The frozen desert continent, known as Antarctica, is a mostly uninhabitable region with a total land area of 5.4 million square miles. But, only 280,000 sq. km is ice-free. The coldest & driest continent on Earth has no indigenous inhabitants, although it is home to more than 4,000 scientists and ship crew, hailing from different countries. Human activities in this ice-continent are governed by the Antarctic Treaty System (ATS), which has been in force since 1959. The treaty states that Antarctic continent is devoted to peace and science.
Forty-eight treaty member countries have been accumulated into the ATS, but there are no commercial undertakings at the moment. Although seven nations including Australia & UK (Australia claims 42 percent of the continent) have long-standing territorial claims to Antarctica, none of the claims have been recognized under the International law. Geologically, the continent remains least explored in the world, but with improving technology, the possibility of opening up the continent for commercial activities is already causing a commotion among the treaty members.
The ATS prohibits mining in the Antarctic area for an indefinite time period. Many member nations hope that the treaty would be revised in the year 2048. The Madrid Protocol was adopted by all nations, which signed Antarctic treaty. Article seven of Madrid Protocol is said to state that ‘any activity relating to mineral resources is prohibited, other than scientific research’. But, mining experts & even environmentalists are convinced that the ban would be overturned, if there was an errant necessity for minerals.
According to general principles of tectonic plates, mineral & mining experts believe that metalliferous fold belts that are found in African, Australian, and South American continents continue into Antarctica. Common organic minerals such as coal, oil, gas and precious minerals like diamond have been located, but the experts also believe that even if 50 year moratorium on mineral exploration is withdrawn, there are some practical difficulties in extracting minerals from Antarctica. Transportation costs, dangerous terrain, and the continent’s distance from industrialized areas will pose huge challenge for corporates along with robust resistance from environmental organizations like Greenpeace and World Wide Fund for Nature.

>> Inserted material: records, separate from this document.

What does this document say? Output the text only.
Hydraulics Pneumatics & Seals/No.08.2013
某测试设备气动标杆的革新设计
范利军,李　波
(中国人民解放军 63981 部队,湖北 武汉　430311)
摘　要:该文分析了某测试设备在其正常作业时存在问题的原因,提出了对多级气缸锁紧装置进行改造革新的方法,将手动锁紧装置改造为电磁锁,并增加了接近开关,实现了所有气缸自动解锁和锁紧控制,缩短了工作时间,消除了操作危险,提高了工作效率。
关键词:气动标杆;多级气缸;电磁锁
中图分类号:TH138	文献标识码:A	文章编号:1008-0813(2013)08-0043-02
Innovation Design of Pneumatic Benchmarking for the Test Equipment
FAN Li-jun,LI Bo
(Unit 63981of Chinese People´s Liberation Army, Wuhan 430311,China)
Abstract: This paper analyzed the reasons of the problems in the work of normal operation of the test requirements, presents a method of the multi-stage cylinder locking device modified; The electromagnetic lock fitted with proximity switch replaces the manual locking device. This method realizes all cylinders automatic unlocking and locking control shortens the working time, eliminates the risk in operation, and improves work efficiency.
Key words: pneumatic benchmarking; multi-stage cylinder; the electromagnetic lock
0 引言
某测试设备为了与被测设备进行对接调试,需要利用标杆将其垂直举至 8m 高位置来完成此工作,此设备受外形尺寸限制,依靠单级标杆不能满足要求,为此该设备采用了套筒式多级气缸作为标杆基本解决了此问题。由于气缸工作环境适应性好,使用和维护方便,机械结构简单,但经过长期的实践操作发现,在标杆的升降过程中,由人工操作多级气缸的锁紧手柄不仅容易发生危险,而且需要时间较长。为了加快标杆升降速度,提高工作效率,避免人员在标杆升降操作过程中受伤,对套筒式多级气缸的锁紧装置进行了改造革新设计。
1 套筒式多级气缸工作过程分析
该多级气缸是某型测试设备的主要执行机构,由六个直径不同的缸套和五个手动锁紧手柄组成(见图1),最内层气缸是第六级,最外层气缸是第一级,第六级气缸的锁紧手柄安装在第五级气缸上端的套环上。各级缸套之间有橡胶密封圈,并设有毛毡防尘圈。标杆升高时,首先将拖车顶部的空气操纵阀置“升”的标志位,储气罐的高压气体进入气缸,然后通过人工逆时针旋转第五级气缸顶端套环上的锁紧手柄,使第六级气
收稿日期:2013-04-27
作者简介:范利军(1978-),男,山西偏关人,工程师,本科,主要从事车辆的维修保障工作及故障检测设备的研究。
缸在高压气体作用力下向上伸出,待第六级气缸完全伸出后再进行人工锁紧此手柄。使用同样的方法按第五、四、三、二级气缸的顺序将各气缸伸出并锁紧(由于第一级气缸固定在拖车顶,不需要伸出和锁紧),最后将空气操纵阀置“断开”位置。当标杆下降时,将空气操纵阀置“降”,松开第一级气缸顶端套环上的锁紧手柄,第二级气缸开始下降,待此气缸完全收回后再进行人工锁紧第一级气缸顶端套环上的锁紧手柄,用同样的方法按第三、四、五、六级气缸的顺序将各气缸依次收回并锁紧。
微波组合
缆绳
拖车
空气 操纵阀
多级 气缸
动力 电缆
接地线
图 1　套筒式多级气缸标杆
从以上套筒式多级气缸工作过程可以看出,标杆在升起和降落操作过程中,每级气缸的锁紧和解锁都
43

China is the recent country to want a large piece of this great continent’s mineral and biological wealth. The country has recently launched its fourth Antarctic Research Center ‘Taishan’, and a fifth one might be opened within the end of this year. It is vital to note that Beijing didn’t care about launching Antarctic research base until 1985, but now Chinese efforts to expand its influence across Antarctic is outpacing other nations’ plans. The observers of Antarctic affairs believe that the research facilities are just a guise to gain a strategic upper-hand in case the region is opened to commercial drilling. China’s current economic growth could place it at an unrivaled position by the 2040’s in Polar Regions, although US & Australia may strongly challenge China’s claim.
If the mineral exploitation is allowed in the Polar Regions in near future, the resulting environmental impact would totally annihilate the fragile ecosystem of Antarctica. The terrestrial ecosystem in this ice-continent is restricted within 2 percent ice-free land parts, and these lands would be definitely taken for building infrastructures to conduct mineral activity. Later, the adjacent ocean environment would be affected by leaching of chemicals and by definite possibility of oil spills.
The inevitable commercialization of Antarctic Circle in the future would also create conflicts on who should actually share in the benefits of commercialization. The mineral sources we now rely on these days will have passed their peak, and so all eyes will be turning to Antarctica. The technological advances and the cost and feasibility of the mineral exploitation will be much more realistic, 20 years from now. It is going to be lot harder for powerful governments to take a decision to not butcher the relatively pristine environment of Antarctica.